Positive interventions soften fiscal and market impacts
In my chairman`s statement of 2003, I informed Sasol stakeholders that if the prevailing strength of the rand was to persist, it would be unlikely that rand earnings in the forthcoming financial year (2004) would match those of the previous year. In this financial year, high international oil prices and the improvement of some US dollar-based chemical product margins somewhat reduced the serious unfavourable impact that the further strengthening of the rand had on earnings and cash flow. The average rand-to-US dollar exchange rate strengthened by about 24% and resulted in net adverse currency effects amounting to R6bn relative to the previous financial year. Productivity improvement and cost reduction initiatives have advanced successfully in most businesses in recent years. In these tough business conditions, however, the initiative by management to intervene and call for further cost reductions in all businesses was timely and necessary. The benefit of this intervention contributed meaningfully to earnings and much of it will be sustained into the future. Attributable earnings of R5.9bn was 24% lower than in the previous year. It is note-worthy that earnings in the second half of the year was 39% higher than in the first half, mainly because of the benefit of higher oil prices, cost reductions and improved margins in some chemical businesses. Earnings per share dropped by 24% from 1 283c to 974c. The total dividend declared for the year of 450c is equal to the dividend of the previous year. Gearing at 30 June 2004 was 41% and within the group`s target range. Last year we reported that various businesses in the chemical portfolio were being scrutinised and reviewed to ensure strategic fit and the ability to meet financial targets on a sustainable basis. Consequently, a number of businesses were closed or sold as this process of optimisation and increasing focus on core activities advanced. The review process continues.

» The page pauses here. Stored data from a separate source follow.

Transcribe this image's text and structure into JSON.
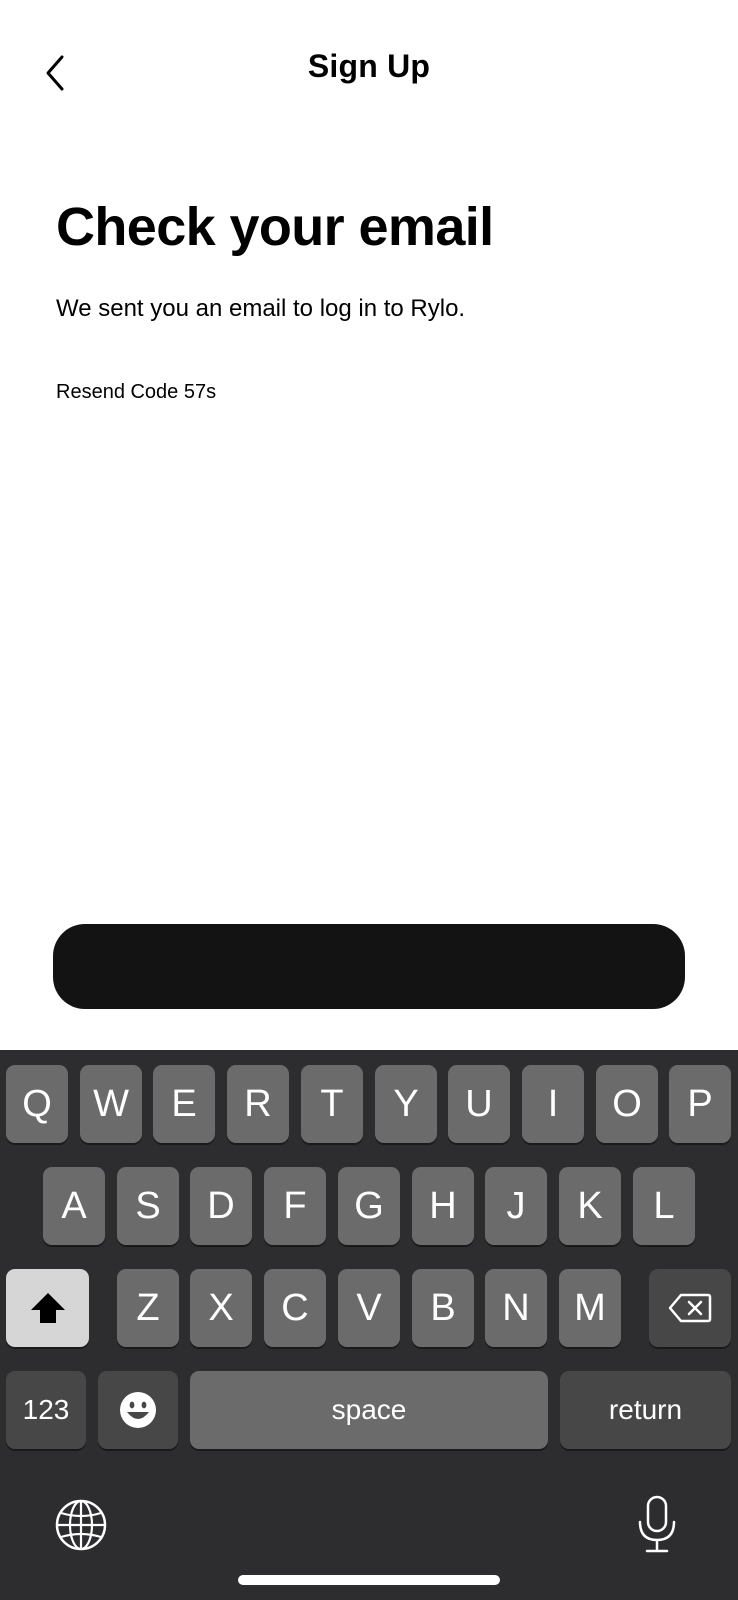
{
  "header": {
    "title": "Sign Up",
    "back_icon": "chevron-left-icon"
  },
  "main": {
    "headline": "Check your email",
    "subtext": "We sent you an email to log in to Rylo.",
    "resend_label": "Resend Code 57s"
  },
  "primary_button": {
    "label": "",
    "color": "#131313"
  },
  "keyboard": {
    "row1": [
      "Q",
      "W",
      "E",
      "R",
      "T",
      "Y",
      "U",
      "I",
      "O",
      "P"
    ],
    "row2": [
      "A",
      "S",
      "D",
      "F",
      "G",
      "H",
      "J",
      "K",
      "L"
    ],
    "row3": [
      "Z",
      "X",
      "C",
      "V",
      "B",
      "N",
      "M"
    ],
    "shift_icon": "shift-arrow-icon",
    "delete_icon": "backspace-icon",
    "numbers_label": "123",
    "emoji_icon": "emoji-icon",
    "space_label": "space",
    "return_label": "return",
    "globe_icon": "globe-icon",
    "mic_icon": "microphone-icon"
  }
}
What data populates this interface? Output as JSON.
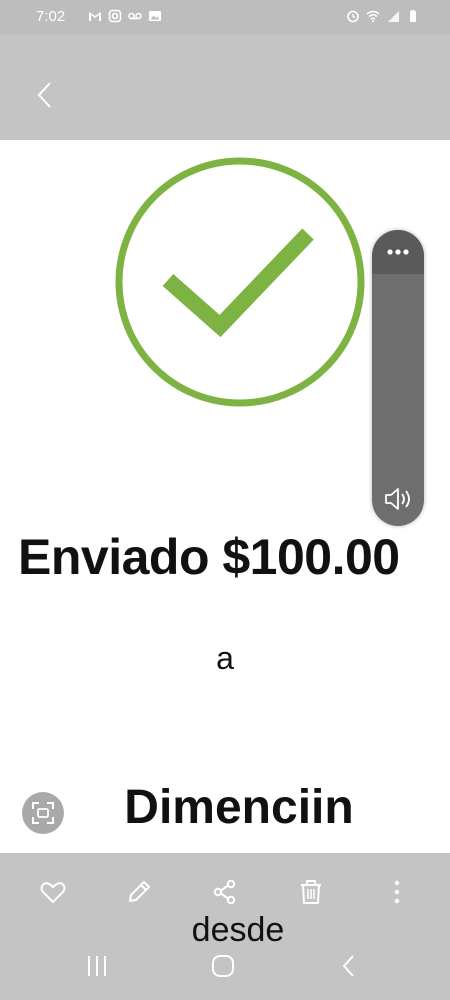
{
  "status_bar": {
    "time": "7:02",
    "left_icons": [
      "gmail-icon",
      "instagram-icon",
      "voicemail-icon",
      "gallery-icon"
    ],
    "right_icons": [
      "alarm-icon",
      "wifi-icon",
      "signal-icon",
      "battery-icon"
    ]
  },
  "header": {
    "back_icon": "chevron-left-icon"
  },
  "receipt": {
    "status_icon": "check-circle-icon",
    "accent_color": "#7cb342",
    "amount_text": "Enviado $100.00",
    "connector": "a",
    "recipient_name": "Dimenciin"
  },
  "volume_overlay": {
    "more_icon": "more-dots-icon",
    "volume_icon": "volume-icon"
  },
  "bottom_actions": {
    "icons": [
      "heart-icon",
      "edit-icon",
      "share-icon",
      "trash-icon",
      "more-vertical-icon"
    ],
    "caption": "desde"
  },
  "nav_bar": {
    "icons": [
      "recents-icon",
      "home-icon",
      "back-icon"
    ]
  }
}
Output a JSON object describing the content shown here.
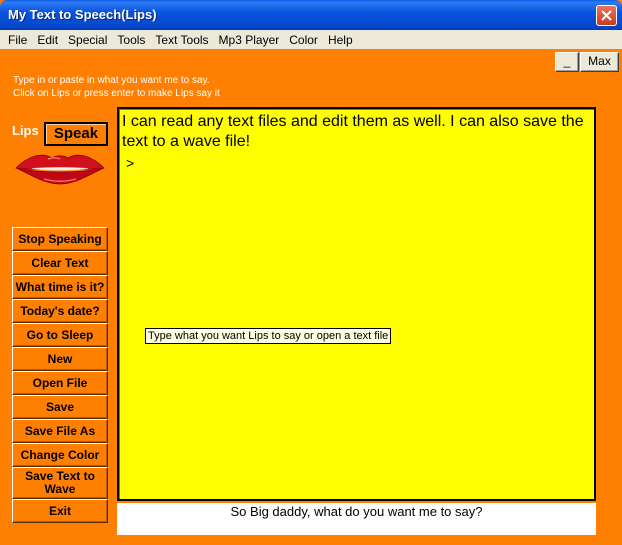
{
  "window": {
    "title": "My Text to Speech(Lips)"
  },
  "menu": [
    "File",
    "Edit",
    "Special",
    "Tools",
    "Text Tools",
    "Mp3 Player",
    "Color",
    "Help"
  ],
  "system_buttons": {
    "minimize": "_",
    "max": "Max"
  },
  "instructions": [
    "Type in or paste in what you want me to say.",
    "Click on Lips or press enter to make Lips say it"
  ],
  "lips_label": "Lips",
  "speak_button": "Speak",
  "commands": [
    "Stop Speaking",
    "Clear Text",
    "What time is it?",
    "Today's date?",
    "Go to Sleep",
    "New",
    "Open File",
    "Save",
    "Save File As",
    "Change Color",
    "Save Text to Wave",
    "Exit"
  ],
  "text_area": {
    "content": "I can read any text files and edit them as well. I can also save the text to a wave file!",
    "prompt": ">"
  },
  "tooltip": "Type what you want Lips to say or open a text file",
  "status_message": "So Big daddy, what do you want me to say?",
  "colors": {
    "background": "#ff8000",
    "text_area": "#ffff00",
    "title_bar": "#0a53e0",
    "lips": "#d0101a"
  },
  "icons": {
    "close": "close-icon",
    "lips": "lips-icon"
  }
}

The acrylates complex at Sasolburg was commissioned and is expected to be an important contributor to future group earnings. The Mozambique Natural Gas Project was completed by year-end when the autothermal reformers at Sasolburg were commissioned.
The feedstock requirements of our chemical plants at Sasolburg provide the anchor demand for this project. Bringing this stranded gas to Southern African markets is a major contribution to the development of the region. Monetising the gas will have a material positive impact on Mozambique`s economy and is a welcome addition to the group`s commercial gas activities. Notable projects authorised by the board during the year included Project Turbo - the fuel enhancement and polymer expansion project in South Africa, as well as a world-scale ethylene and polymer project in Iran (Arya Sasol Polymers) in partnership with the National Petrochemical Company of that country.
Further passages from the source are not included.